In a democratic society, the result is that there are, for example, always liberals and conservatives, but the mix can shift, even though there are probably irreducible minima of each type. So, in the 1960’s, the Vietnam War and the counterculture produced two groups in the Baby Boomer generation, one that embraced their inner hippie and a distrust of authority, and one that was appalled at the threats to society that they saw in the “turn on, tune in and drop out” lifestyle. The cultural battles that played out over the following decades in the political arena between these two different perceptions are clearly one reason that it is so hard to find compromise between the groups as their members try to function as adult political leaders.

This kind of historical, generational “lock-in” of political attitudes is reflected in American political scientists’ observations that there are periodic “wave” elections in the United States that break with past patterns and result in new, stable patterns of voting. Political attitudes that are crystallized in such elections tend to be quite impervious to near-term subsequent disruption. By way of example, FDR’s election in 1932 ushered in a Democratic dominance of Presidential elections that ended only in 1968.

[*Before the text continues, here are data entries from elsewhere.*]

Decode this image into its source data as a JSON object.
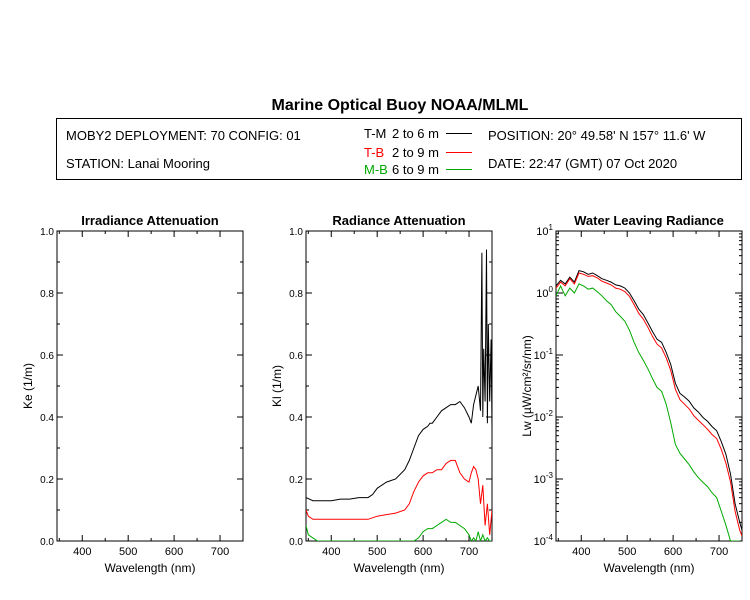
{
  "header": {
    "title": "Marine Optical Buoy NOAA/MLML",
    "deployment": "MOBY2 DEPLOYMENT: 70 CONFIG: 01",
    "station": "STATION: Lanai Mooring",
    "position": "POSITION: 20° 49.58' N   157° 11.6' W",
    "date": "DATE: 22:47 (GMT) 07 Oct 2020"
  },
  "legend": [
    {
      "code": "T-M",
      "range": "2 to 6  m",
      "color": "#000000"
    },
    {
      "code": "T-B",
      "range": "2 to 9  m",
      "color": "#ff0000"
    },
    {
      "code": "M-B",
      "range": "6 to 9  m",
      "color": "#00aa00"
    }
  ],
  "chart_data": [
    {
      "type": "line",
      "title": "Irradiance Attenuation",
      "xlabel": "Wavelength (nm)",
      "ylabel": "Ke  (1/m)",
      "xlim": [
        345,
        750
      ],
      "ylim": [
        0,
        1
      ],
      "xticks": [
        400,
        500,
        600,
        700
      ],
      "yticks": [
        "0.0",
        "0.2",
        "0.4",
        "0.6",
        "0.8",
        "1.0"
      ],
      "series": []
    },
    {
      "type": "line",
      "title": "Radiance Attenuation",
      "xlabel": "Wavelength (nm)",
      "ylabel": "Kl  (1/m)",
      "xlim": [
        345,
        750
      ],
      "ylim": [
        0,
        1
      ],
      "xticks": [
        400,
        500,
        600,
        700
      ],
      "yticks": [
        "0.0",
        "0.2",
        "0.4",
        "0.6",
        "0.8",
        "1.0"
      ],
      "series": [
        {
          "color": "#000000",
          "x": [
            345,
            360,
            380,
            400,
            420,
            440,
            460,
            480,
            490,
            500,
            520,
            540,
            560,
            570,
            580,
            590,
            600,
            610,
            615,
            620,
            630,
            640,
            650,
            660,
            670,
            680,
            690,
            700,
            705,
            710,
            715,
            720,
            725,
            728,
            730,
            732,
            735,
            738,
            740,
            742,
            745,
            748,
            750
          ],
          "y": [
            0.14,
            0.13,
            0.13,
            0.13,
            0.135,
            0.135,
            0.14,
            0.14,
            0.15,
            0.17,
            0.19,
            0.2,
            0.23,
            0.26,
            0.3,
            0.34,
            0.36,
            0.37,
            0.38,
            0.38,
            0.4,
            0.42,
            0.43,
            0.44,
            0.44,
            0.45,
            0.43,
            0.4,
            0.38,
            0.44,
            0.47,
            0.5,
            0.42,
            0.93,
            0.4,
            0.62,
            0.45,
            0.94,
            0.38,
            0.7,
            0.45,
            0.65,
            0.36
          ]
        },
        {
          "color": "#ff0000",
          "x": [
            345,
            350,
            360,
            380,
            400,
            420,
            440,
            460,
            480,
            500,
            520,
            540,
            560,
            570,
            580,
            590,
            600,
            610,
            620,
            630,
            640,
            650,
            660,
            670,
            680,
            690,
            700,
            705,
            710,
            715,
            720,
            725,
            730,
            735,
            740,
            745,
            750
          ],
          "y": [
            0.1,
            0.08,
            0.07,
            0.07,
            0.07,
            0.07,
            0.07,
            0.07,
            0.07,
            0.08,
            0.085,
            0.09,
            0.1,
            0.12,
            0.16,
            0.19,
            0.21,
            0.22,
            0.22,
            0.23,
            0.23,
            0.25,
            0.26,
            0.26,
            0.22,
            0.2,
            0.19,
            0.22,
            0.24,
            0.23,
            0.2,
            0.12,
            0.18,
            0.05,
            0.12,
            0.02,
            0.1
          ]
        },
        {
          "color": "#00aa00",
          "x": [
            345,
            350,
            360,
            370,
            380,
            400,
            580,
            590,
            600,
            610,
            620,
            630,
            640,
            650,
            660,
            670,
            680,
            690,
            700,
            705,
            710,
            715,
            720,
            725,
            730,
            735,
            740,
            745,
            750
          ],
          "y": [
            0.05,
            0.02,
            0.01,
            0.0,
            0.0,
            0.0,
            0.0,
            0.01,
            0.03,
            0.04,
            0.04,
            0.05,
            0.06,
            0.07,
            0.06,
            0.06,
            0.05,
            0.04,
            0.02,
            0.0,
            0.01,
            0.0,
            0.03,
            0.0,
            0.02,
            0.0,
            0.01,
            0.0,
            0.0
          ]
        }
      ]
    },
    {
      "type": "line",
      "title": "Water Leaving Radiance",
      "xlabel": "Wavelength (nm)",
      "ylabel": "Lw  (µW/cm²/sr/nm)",
      "xlim": [
        345,
        750
      ],
      "ylim": [
        0.0001,
        10
      ],
      "yscale": "log",
      "xticks": [
        400,
        500,
        600,
        700
      ],
      "yticks": [
        10,
        1,
        0.1,
        0.01,
        0.001,
        0.0001
      ],
      "series": [
        {
          "color": "#000000",
          "x": [
            345,
            355,
            365,
            375,
            385,
            395,
            405,
            415,
            425,
            435,
            445,
            455,
            465,
            475,
            485,
            495,
            505,
            515,
            525,
            535,
            545,
            555,
            565,
            575,
            585,
            595,
            605,
            615,
            625,
            635,
            645,
            655,
            665,
            675,
            685,
            695,
            705,
            715,
            725,
            735,
            745,
            750
          ],
          "y": [
            1.3,
            1.6,
            1.4,
            1.8,
            1.5,
            2.3,
            2.2,
            2.0,
            2.1,
            1.9,
            1.7,
            1.6,
            1.5,
            1.35,
            1.3,
            1.2,
            1.0,
            0.75,
            0.55,
            0.45,
            0.33,
            0.24,
            0.18,
            0.16,
            0.11,
            0.07,
            0.035,
            0.024,
            0.021,
            0.018,
            0.014,
            0.012,
            0.0098,
            0.0085,
            0.007,
            0.006,
            0.004,
            0.0025,
            0.0012,
            0.0004,
            0.0002,
            0.00015
          ]
        },
        {
          "color": "#ff0000",
          "x": [
            345,
            355,
            365,
            375,
            385,
            395,
            405,
            415,
            425,
            435,
            445,
            455,
            465,
            475,
            485,
            495,
            505,
            515,
            525,
            535,
            545,
            555,
            565,
            575,
            585,
            595,
            605,
            615,
            625,
            635,
            645,
            655,
            665,
            675,
            685,
            695,
            705,
            715,
            725,
            735,
            745,
            750
          ],
          "y": [
            1.2,
            1.5,
            1.3,
            1.7,
            1.4,
            2.1,
            2.0,
            1.85,
            1.9,
            1.75,
            1.55,
            1.45,
            1.35,
            1.2,
            1.15,
            1.05,
            0.88,
            0.65,
            0.47,
            0.38,
            0.28,
            0.2,
            0.15,
            0.13,
            0.09,
            0.056,
            0.028,
            0.019,
            0.016,
            0.0135,
            0.0105,
            0.0088,
            0.0075,
            0.0063,
            0.0052,
            0.0045,
            0.003,
            0.0018,
            0.0009,
            0.0003,
            0.00015,
            0.00012
          ]
        },
        {
          "color": "#00aa00",
          "x": [
            345,
            355,
            365,
            375,
            385,
            395,
            405,
            415,
            425,
            435,
            445,
            455,
            465,
            475,
            485,
            495,
            505,
            515,
            525,
            535,
            545,
            555,
            565,
            575,
            585,
            595,
            605,
            615,
            625,
            635,
            645,
            655,
            665,
            675,
            685,
            695,
            705,
            715,
            725,
            735,
            745
          ],
          "y": [
            0.9,
            1.3,
            0.9,
            1.2,
            1.0,
            1.4,
            1.3,
            1.15,
            1.2,
            1.05,
            0.9,
            0.75,
            0.65,
            0.5,
            0.42,
            0.35,
            0.25,
            0.16,
            0.11,
            0.082,
            0.06,
            0.042,
            0.03,
            0.026,
            0.016,
            0.008,
            0.0036,
            0.0026,
            0.0021,
            0.0017,
            0.0013,
            0.00105,
            0.00088,
            0.00075,
            0.0006,
            0.0005,
            0.0003,
            0.00018,
            0.0001,
            0.0001,
            0.0001
          ]
        }
      ]
    }
  ]
}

It also seems very clear that there are important effects of group identification that influence how the ideological “genotypes” in a society react to events. David Hackett Fisher’s book Albion’s Seed traces how the various waves of emigration from culturally different parts of England still influence the culture of their descendants today, including their politics. The so-called Scots-Irish, for example, brought anti-authoritarian and military traditions with them that had been forged by generations of living in the relatively lawless border between Scotland and England and in the unstable Plantation of Ulster experiment. These traditions live on, particularly in the mountainous parts of the South, and make their descendants even now disproportionately the source of American military recruits. Likewise, there is no doubt that African-American political attitudes differ sharply from American society as a whole, attributable to the very different life in the United States that people of color, especially those descended from slave immigrants, have experienced.

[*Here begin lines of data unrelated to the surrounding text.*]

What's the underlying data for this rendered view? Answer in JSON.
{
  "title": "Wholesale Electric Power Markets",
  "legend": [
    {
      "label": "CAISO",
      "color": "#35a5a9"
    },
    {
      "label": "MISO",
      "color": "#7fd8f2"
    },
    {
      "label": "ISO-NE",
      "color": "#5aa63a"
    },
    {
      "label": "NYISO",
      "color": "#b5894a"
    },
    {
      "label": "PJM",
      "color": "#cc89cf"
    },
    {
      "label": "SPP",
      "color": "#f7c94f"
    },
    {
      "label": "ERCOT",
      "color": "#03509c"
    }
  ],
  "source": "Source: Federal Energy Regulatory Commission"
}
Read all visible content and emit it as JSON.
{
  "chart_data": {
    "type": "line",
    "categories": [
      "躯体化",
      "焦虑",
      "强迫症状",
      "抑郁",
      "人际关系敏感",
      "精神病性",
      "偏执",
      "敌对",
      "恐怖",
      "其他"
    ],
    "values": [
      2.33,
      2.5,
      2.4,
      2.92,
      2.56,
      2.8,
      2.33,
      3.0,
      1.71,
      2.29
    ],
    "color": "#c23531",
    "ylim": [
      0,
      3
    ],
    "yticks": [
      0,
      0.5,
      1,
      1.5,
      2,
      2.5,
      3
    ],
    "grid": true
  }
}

So, how does change happen? It is clearly not the result of changes of heart among large numbers of adults during an election. Political arguments are poor dinner table topics because, like religion, they are more likely to trigger intense arguments rather than camaraderie if the participants are not already, as we say, “like-minded.”  Likewise, most political arguments when a society is polarized are about energizing one’s base rather than reaching out to the other side. There is a reason that people seek political conversations that reinforce their views rather than challenge them. Fox News and its liberal counterparts provide comfort and talking points to their audiences, and sometimes wholly different versions of the facts when needed to reinforce those views.

Instead, it seems clear that the political consensus of the public at any moment is a complex result of the basic predispositions of its citizens, mediated by experiences, with the cumulative effects of the specific experiences of its cohesive groups driving the mix. In this regard, it is a very typical evolutionary outcome, where a population can be quite adaptive even though individuals are not. It is reassuring that American political institutions seem to be well enough designed to have accommodated profound changes in the underlying society while providing continuity. The timetable can be long, but change does happen, in a pattern that looks suggestively like other forms of cultural evolution, continuously but sometimes faster and sometimes slower.